Take Me For A Ride
28Jun07
There is a thread that connects and continues. There is a road that you travel every day and, sometime, you look out the window and see something that you missed in all your previous travels. Or sometimes, you see it all again in a brand new way.



That guitar solo in “Impossible Germany” - I listen to that and the hair goes up on my forearms. You know, people say that that happens to them and they don’t mean it. They don’t mean “I got goosebumps” - I’m telling you I mean it. I stopped the car. I still stop it.
I am a sucker for the guitar solo and must admit this one is superb, but don’t know if it rivals this one.
I’m also partial to this one, as well.
All very different, yet magically — dare I say, musically — the same.
Bon retour, comme il est agreable de vous revoir!
You know, I think Chet is great but that song just doesn’t hit me emotionally. Technically flawless of course . . .
Not so much about the song specifically, but how Chet makes the guitar “sing”. Like Les Paul, an influence across musical genres and times. These guys can “raise goosebumps” even when the song itself might be out of the musical comfort zone in which a person dwells.
Or not, I’m saying I appreciate the talent Les shows. I’m also saying I don’t get goosebumps from it. The song isn’t outside my “comfort zone” so what is it then? Perhaps it’s that Chet himself doesn’t connect with me in anyway. He doesn’t speak to me. He may speak to others but not me.
Doesn’t something like this transcend the shackles of musical blinders? Take this song, slow it down a bit, add a stronger bass line and an electric guitar solo to replace the mandolin and can’t you hear an alternative recording? Now, THAT, would be a cover.
Shouter — don’t disagree with you and didn’t mean you, specifically, on the goosebump raising and comfort zone…more a generalization of many music listeners (i.e., “I hate twangy Country”) and was more of a rhetorical statement/question. I’m sure that you are much more well-rounded concerning musical preferences.
You are ko-RECK that sometimes an artist is technically flawless, yet emotionally un-kunNECKted. Itzhak Perlman is like that for me. I can appreciate the talent yet not be overly affected by the music/performance.
An alternate recording by, perhaps, Richard Thompson?
Eggsactly.
For me, it’s way more visceral. I’ve never had a CD affect me the way that this one does.

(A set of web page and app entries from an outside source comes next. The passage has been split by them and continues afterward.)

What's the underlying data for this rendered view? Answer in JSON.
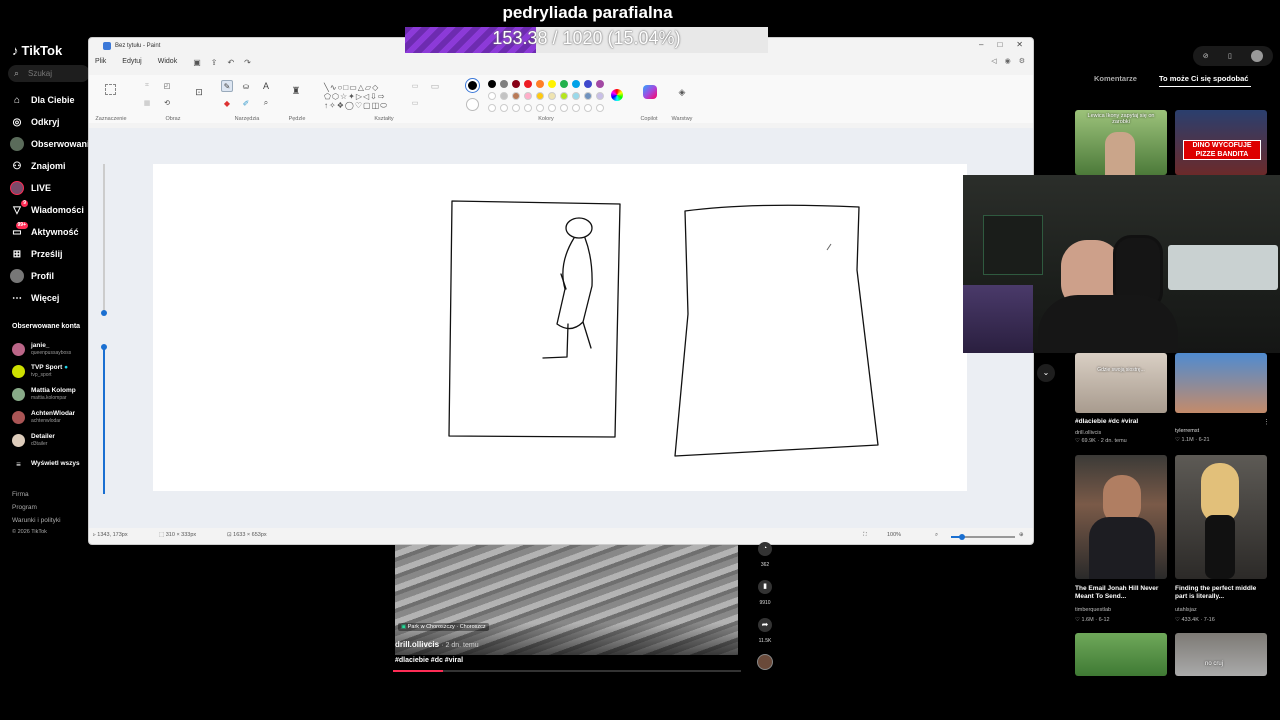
{
  "tiktok": {
    "logo": "TikTok",
    "search_placeholder": "Szukaj",
    "nav": [
      {
        "label": "Dla Ciebie",
        "icon": "home-icon"
      },
      {
        "label": "Odkryj",
        "icon": "compass-icon"
      },
      {
        "label": "Obserwowani",
        "icon": "following-icon"
      },
      {
        "label": "Znajomi",
        "icon": "friends-icon"
      },
      {
        "label": "LIVE",
        "icon": "live-icon"
      },
      {
        "label": "Wiadomości",
        "icon": "messages-icon",
        "badge": "9"
      },
      {
        "label": "Aktywność",
        "icon": "activity-icon",
        "badge": "99+"
      },
      {
        "label": "Prześlij",
        "icon": "upload-icon"
      },
      {
        "label": "Profil",
        "icon": "profile-icon"
      },
      {
        "label": "Więcej",
        "icon": "more-icon"
      }
    ],
    "following_header": "Obserwowane konta",
    "accounts": [
      {
        "name": "janie_",
        "handle": "queenpussayboss"
      },
      {
        "name": "TVP Sport",
        "handle": "tvp_sport"
      },
      {
        "name": "Mattia Kolomp",
        "handle": "mattia.kolompar"
      },
      {
        "name": "AchtenWlodar",
        "handle": "achtenwlodar"
      },
      {
        "name": "Detailer",
        "handle": "d3tailer"
      }
    ],
    "show_all": "Wyświetl wszys",
    "footer": [
      "Firma",
      "Program",
      "Warunki i polityki",
      "© 2026 TikTok"
    ]
  },
  "overlay": {
    "title": "pedryliada parafialna",
    "progress_text": "153.38 / 1020 (15.04%)",
    "progress": 0.1504
  },
  "paint": {
    "title": "Bez tytułu - Paint",
    "menu": [
      "Plik",
      "Edytuj",
      "Widok"
    ],
    "groups": [
      "Zaznaczenie",
      "Obraz",
      "Narzędzia",
      "Pędzle",
      "Kształty",
      "Kolory",
      "Copilot",
      "Warstwy"
    ],
    "status": {
      "cursor": "1343, 173px",
      "selection": "310 × 333px",
      "size": "1633 × 653px",
      "zoom": "100%"
    },
    "colors": [
      "#000000",
      "#7f7f7f",
      "#880015",
      "#ed1c24",
      "#ff7f27",
      "#fff200",
      "#22b14c",
      "#00a2e8",
      "#3f48cc",
      "#a349a4"
    ],
    "colors2": [
      "#ffffff",
      "#c3c3c3",
      "#b97a57",
      "#ffaec9",
      "#ffc90e",
      "#efe4b0",
      "#b5e61d",
      "#99d9ea",
      "#7092be",
      "#c8bfe7"
    ]
  },
  "video": {
    "location": "Park w Choroszczy · Choroszcz",
    "author": "drill.ollivcis",
    "time": "· 2 dn. temu",
    "tags": "#dlaciebie #dc #viral",
    "actions": [
      "362",
      "9910",
      "11.5K"
    ]
  },
  "right": {
    "tabs": [
      "Komentarze",
      "To może Ci się spodobać"
    ],
    "top_captions": [
      "Lewica Ikony zapytaj się on zarobki",
      "DINO WYCOFUJE PIZZE BANDITA"
    ],
    "items": [
      {
        "overlay": "Gdzie swoją siostrę...",
        "caption": "#dlaciebie #dc #viral",
        "author": "drill.ollivcis",
        "meta": "♡ 69.9K · 2 dn. temu"
      },
      {
        "overlay": "",
        "caption": "",
        "author": "tylerremst",
        "meta": "♡ 1.1M · 6-21"
      },
      {
        "overlay": "",
        "caption": "The Email Jonah Hill Never Meant To Send...",
        "author": "timberquestlab",
        "meta": "♡ 1.6M · 6-12"
      },
      {
        "overlay": "",
        "caption": "Finding the perfect middle part is literally...",
        "author": "utahlsjaz",
        "meta": "♡ 433.4K · 7-16"
      }
    ],
    "bottom_caption": "no cruj"
  }
}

Here’s part of a 2004 Jeff Tweedy interview you can find at the Austin City Limits site, or cut and paste this URL:
http://www.pbs.org/klru/austin/interviews/wilco2_interview.html
“. . . something I really, really find gratifying and exciting is having people pay that much attention to the music and when you feel like you’ve made something that has been … meant enough to someone for them to really bring themselves to it and pour themselves into it [and] make something out of it that you really could never have intended.
I believe 50 percent of art is the perception of the listener, perception of the viewer, perception of the reader, and as a musician, as an artist all you’re really doing is hopefully giving people the raw material to think [?] something and make something out of it. . . .”
Wilco, all five of them, have really accomplished that on this CD.